Jeûne. Euphorie, Réseaux coopératifs et Hormèse
- Aux bienfaits du jeûne sur le cerveau, s’ajouteraient chez Homo sapiens des vertus sociales qui favoriseraient le renforcement, dans l’euphorie, des réseaux coopératifs.
Euphorie et réseaux qui ont aussi pu accroître son auto-domestication
- Les végétaux amers sont des mimes de restriction calorique, d’une activité physique.
- Les récepteurs à l’amertume sont-il en relation avec les activités cognitives ?
- Les effets bénéfiques de ces mimes se produisent à des doses hormétiques (hormesis)
Comme dans les articles précédents, les citations sont en violet, ainsi que les liens avec des documents extérieurs.
Les liens vers de précédents articles de Beauté, Biologie et Philosophie sont en bleu et soulignés
Le nouvel article sur le jeûne paru dans le dossier consacré aux Lois naturelles de l’alimentation. Trouver l’équilibre grâce aux neurosciences, de Cerveau & Psycho me donne l’occasion de continuer ma promenade parmi « Amertumes, Mimes et Beauté »
… et, comme Ulrike Gebhardt, de revenir sur le jeûne.
Le titre de l’article, autant que la photographie de couverture sont évocateurs : Le jeûne : le retour à la nature.
Le résumé est sans surprise
« Notre corps semble fait pour observer de longues périodes de restriction calorique, allant de 12 heures à plusieurs jours.
Tels sont les résultats des récentes recherches en physiologie de l’alimentation.

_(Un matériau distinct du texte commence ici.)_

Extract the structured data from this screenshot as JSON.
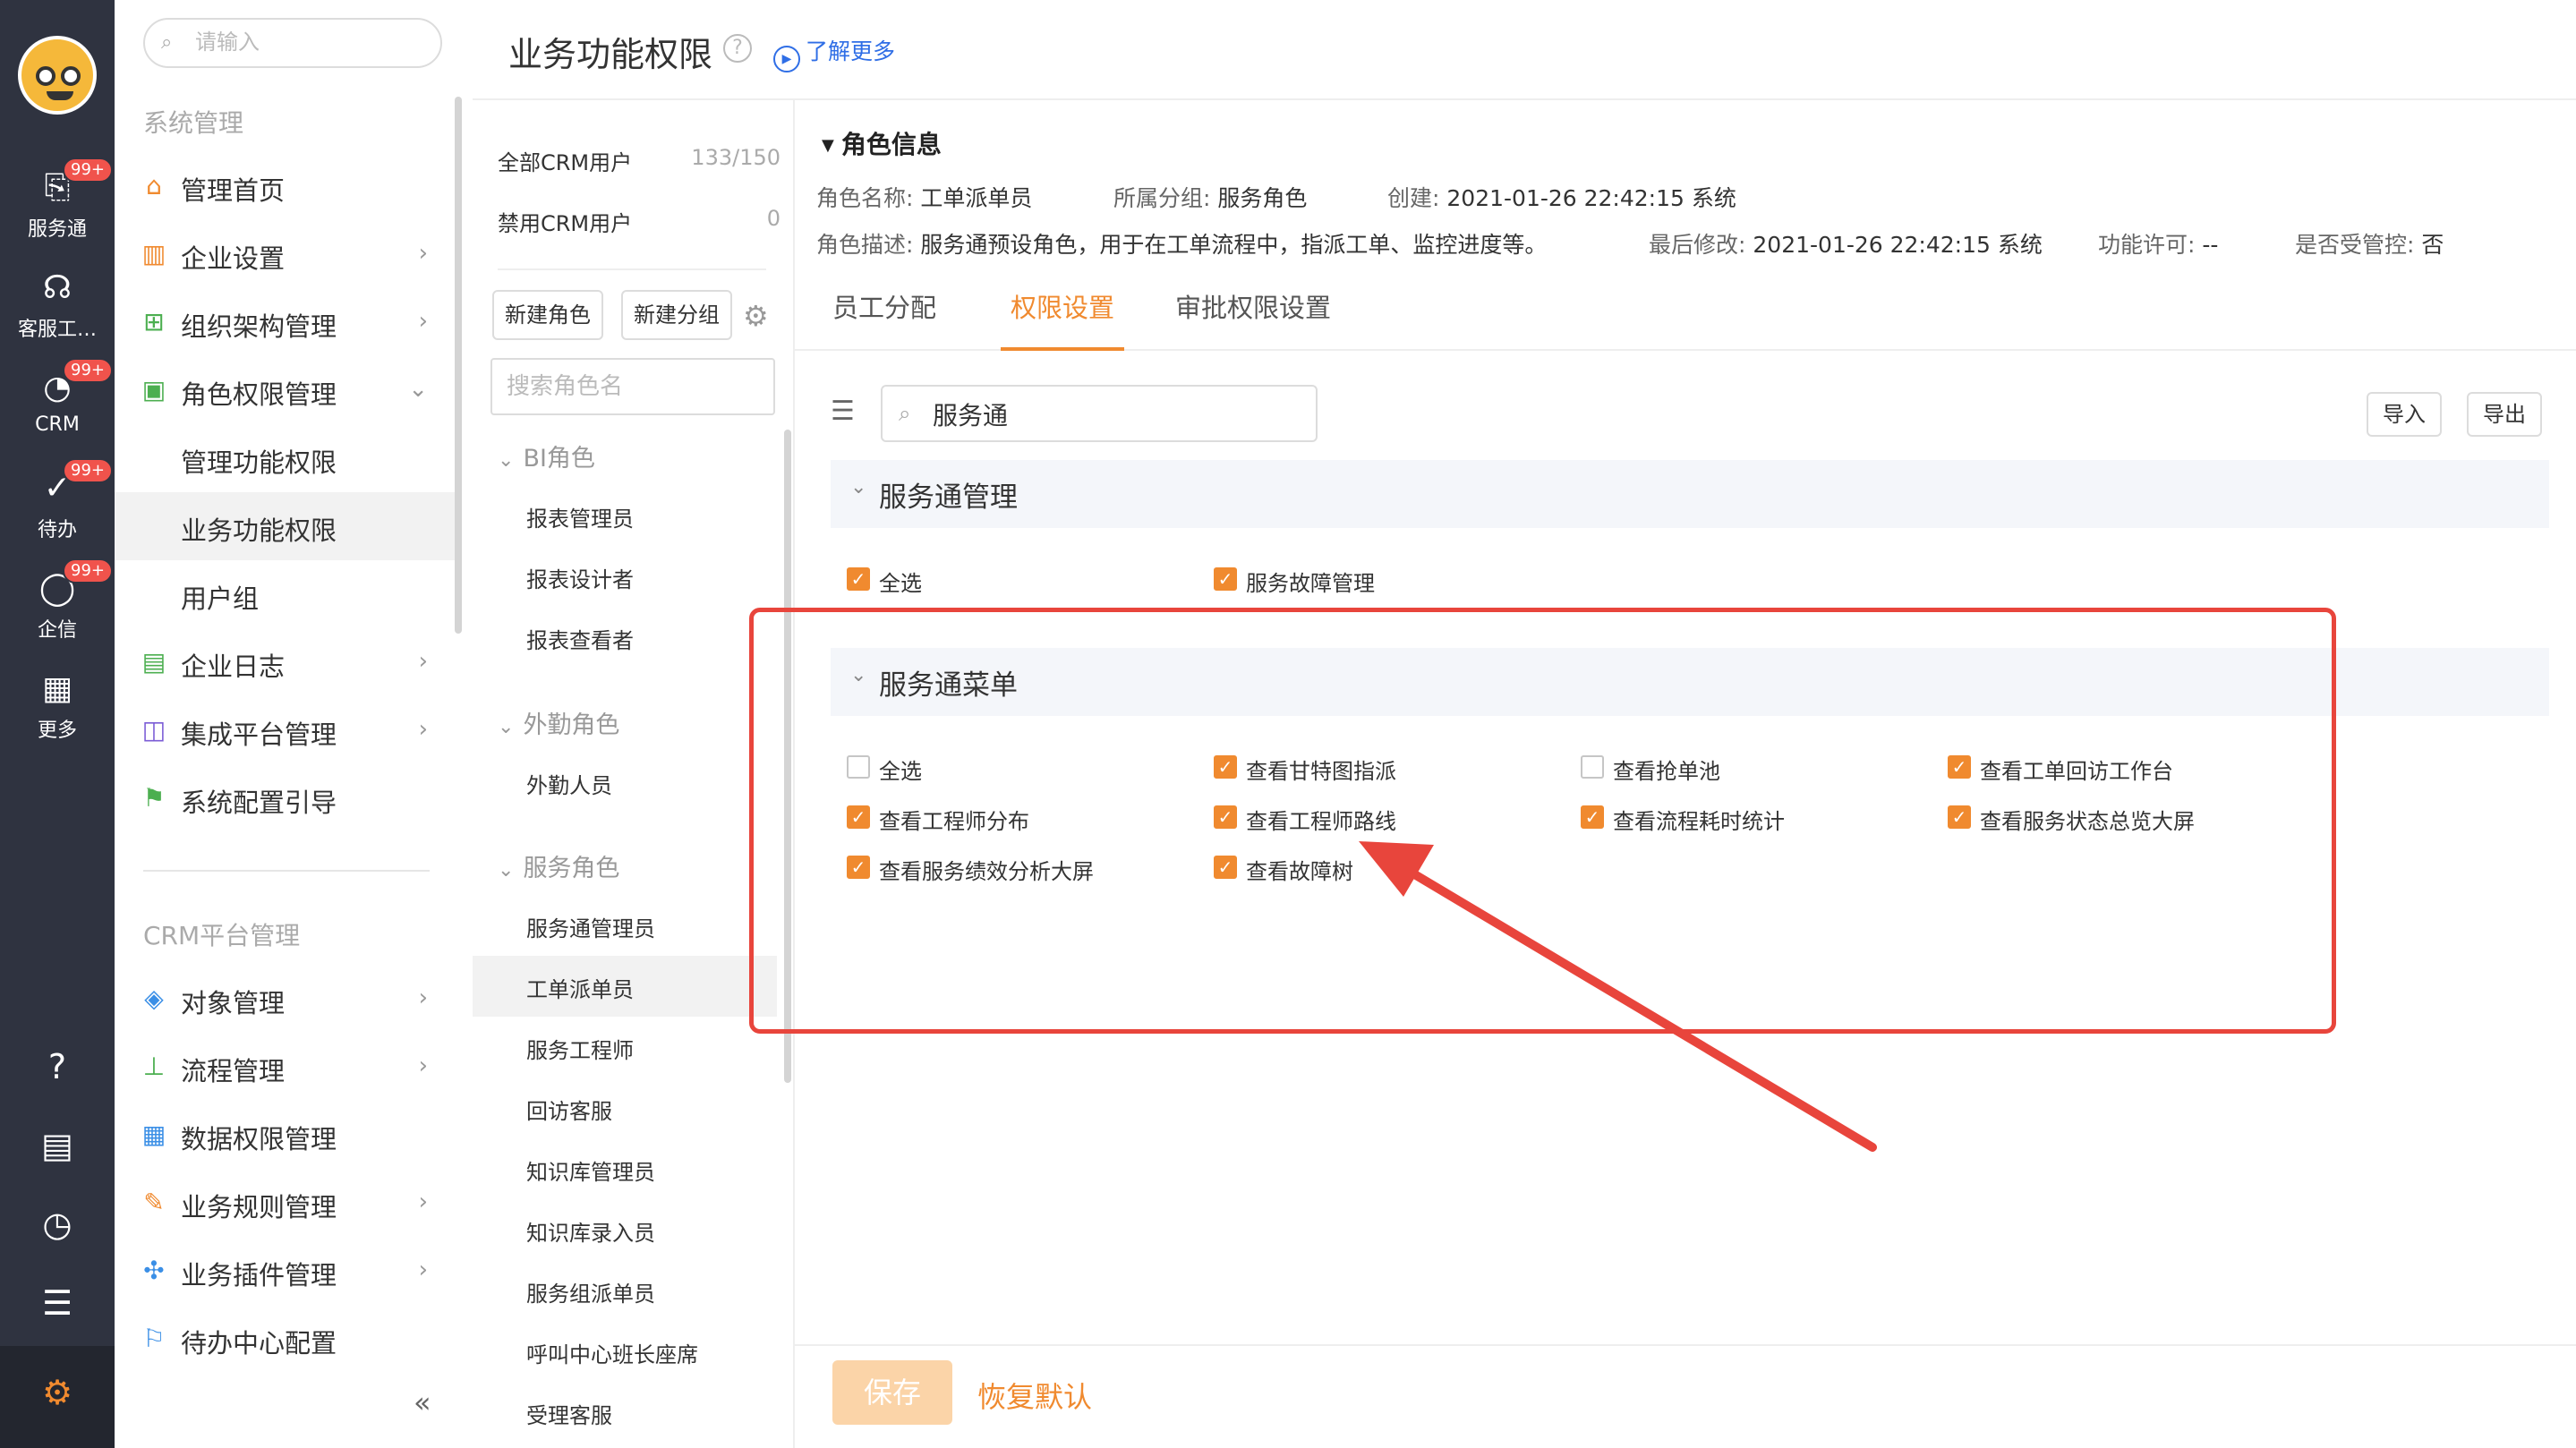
{
  "rail": {
    "items": [
      {
        "label": "服务通",
        "icon": "service-icon",
        "badge": "99+"
      },
      {
        "label": "客服工…",
        "icon": "headset-icon",
        "badge": ""
      },
      {
        "label": "CRM",
        "icon": "pie-chart-icon",
        "badge": "99+"
      },
      {
        "label": "待办",
        "icon": "check-circle-icon",
        "badge": "99+"
      },
      {
        "label": "企信",
        "icon": "chat-bubble-icon",
        "badge": "99+"
      },
      {
        "label": "更多",
        "icon": "grid-icon",
        "badge": ""
      }
    ],
    "bottom_icons": [
      "help-icon",
      "document-icon",
      "clock-icon",
      "user-list-icon",
      "gear-icon"
    ]
  },
  "sidebar": {
    "search_placeholder": "请输入",
    "section1_title": "系统管理",
    "items": [
      {
        "label": "管理首页",
        "icon": "home-icon",
        "arrow": ""
      },
      {
        "label": "企业设置",
        "icon": "building-icon",
        "arrow": "›"
      },
      {
        "label": "组织架构管理",
        "icon": "org-chart-icon",
        "arrow": "›"
      },
      {
        "label": "角色权限管理",
        "icon": "id-card-icon",
        "arrow": "⌄"
      },
      {
        "label": "管理功能权限",
        "icon": "",
        "arrow": ""
      },
      {
        "label": "业务功能权限",
        "icon": "",
        "arrow": ""
      },
      {
        "label": "用户组",
        "icon": "",
        "arrow": ""
      },
      {
        "label": "企业日志",
        "icon": "log-icon",
        "arrow": "›"
      },
      {
        "label": "集成平台管理",
        "icon": "chip-icon",
        "arrow": "›"
      },
      {
        "label": "系统配置引导",
        "icon": "signpost-icon",
        "arrow": ""
      }
    ],
    "section2_title": "CRM平台管理",
    "items2": [
      {
        "label": "对象管理",
        "icon": "cube-icon",
        "arrow": "›"
      },
      {
        "label": "流程管理",
        "icon": "flow-icon",
        "arrow": "›"
      },
      {
        "label": "数据权限管理",
        "icon": "data-lock-icon",
        "arrow": ""
      },
      {
        "label": "业务规则管理",
        "icon": "wrench-icon",
        "arrow": "›"
      },
      {
        "label": "业务插件管理",
        "icon": "puzzle-icon",
        "arrow": "›"
      },
      {
        "label": "待办中心配置",
        "icon": "flag-icon",
        "arrow": ""
      }
    ],
    "collapse_glyph": "«"
  },
  "header": {
    "title": "业务功能权限",
    "help_glyph": "?",
    "learn_more": "了解更多"
  },
  "rolelist": {
    "all_users_label": "全部CRM用户",
    "all_users_count": "133/150",
    "disabled_users_label": "禁用CRM用户",
    "disabled_users_count": "0",
    "new_role_btn": "新建角色",
    "new_group_btn": "新建分组",
    "search_placeholder": "搜索角色名",
    "groups": [
      {
        "name": "BI角色",
        "roles": [
          "报表管理员",
          "报表设计者",
          "报表查看者"
        ]
      },
      {
        "name": "外勤角色",
        "roles": [
          "外勤人员"
        ]
      },
      {
        "name": "服务角色",
        "roles": [
          "服务通管理员",
          "工单派单员",
          "服务工程师",
          "回访客服",
          "知识库管理员",
          "知识库录入员",
          "服务组派单员",
          "呼叫中心班长座席",
          "受理客服"
        ]
      }
    ],
    "active_role": "工单派单员"
  },
  "role_info": {
    "section_title": "角色信息",
    "name_key": "角色名称:",
    "name_val": "工单派单员",
    "group_key": "所属分组:",
    "group_val": "服务角色",
    "created_key": "创建:",
    "created_val": "2021-01-26 22:42:15 系统",
    "desc_key": "角色描述:",
    "desc_val": "服务通预设角色，用于在工单流程中，指派工单、监控进度等。",
    "modified_key": "最后修改:",
    "modified_val": "2021-01-26 22:42:15 系统",
    "license_key": "功能许可:",
    "license_val": "--",
    "controlled_key": "是否受管控:",
    "controlled_val": "否"
  },
  "tabs": [
    {
      "label": "员工分配",
      "active": false
    },
    {
      "label": "权限设置",
      "active": true
    },
    {
      "label": "审批权限设置",
      "active": false
    }
  ],
  "perm": {
    "search_value": "服务通",
    "import_btn": "导入",
    "export_btn": "导出",
    "groups": [
      {
        "title": "服务通管理",
        "items": [
          {
            "label": "全选",
            "checked": true
          },
          {
            "label": "服务故障管理",
            "checked": true
          }
        ]
      },
      {
        "title": "服务通菜单",
        "items": [
          {
            "label": "全选",
            "checked": false
          },
          {
            "label": "查看甘特图指派",
            "checked": true
          },
          {
            "label": "查看抢单池",
            "checked": false
          },
          {
            "label": "查看工单回访工作台",
            "checked": true
          },
          {
            "label": "查看工程师分布",
            "checked": true
          },
          {
            "label": "查看工程师路线",
            "checked": true
          },
          {
            "label": "查看流程耗时统计",
            "checked": true
          },
          {
            "label": "查看服务状态总览大屏",
            "checked": true
          },
          {
            "label": "查看服务绩效分析大屏",
            "checked": true
          },
          {
            "label": "查看故障树",
            "checked": true
          }
        ]
      }
    ]
  },
  "footer": {
    "save_btn": "保存",
    "reset_btn": "恢复默认"
  },
  "colors": {
    "accent": "#f08a2f",
    "rail_bg": "#2f3340",
    "badge": "#f0534c",
    "annotation_red": "#e8453c",
    "link_blue": "#2f6ee6"
  }
}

Avec, à la clé, une meilleure santé du corps, mais aussi un cerveau plus jeune et plus performant. »
… au moins chez l’animal
« que l’on fait jeûner une partie du temps »,
L'interrogation du dernier paragraphe relativise la portée de ces résultats : « Des résultats transposables de la souris à l’homme ? »
Finalement, chez Homo sapiens, les seules observations citées concernant les neurosciences (celles de Lucia Kerti et ses collègues de l’hôpital de la Charité à Berlin) portent sur une altération de l’hippocampe par un excès persistant du taux de glucose sanguin, comme c’est le cas pour le diabète de type II (diabète "gras") qui est censé être évité par des jeûnes, plus exactement par une restriction calorique .
Restons quand même sur l’idée développée par "Mark Mattson, que jeûner est bon pour le cerveau. À la fois en optimisant le fonctionnement de nos neurones et en protégeant contre les maladies neurodégénératives. »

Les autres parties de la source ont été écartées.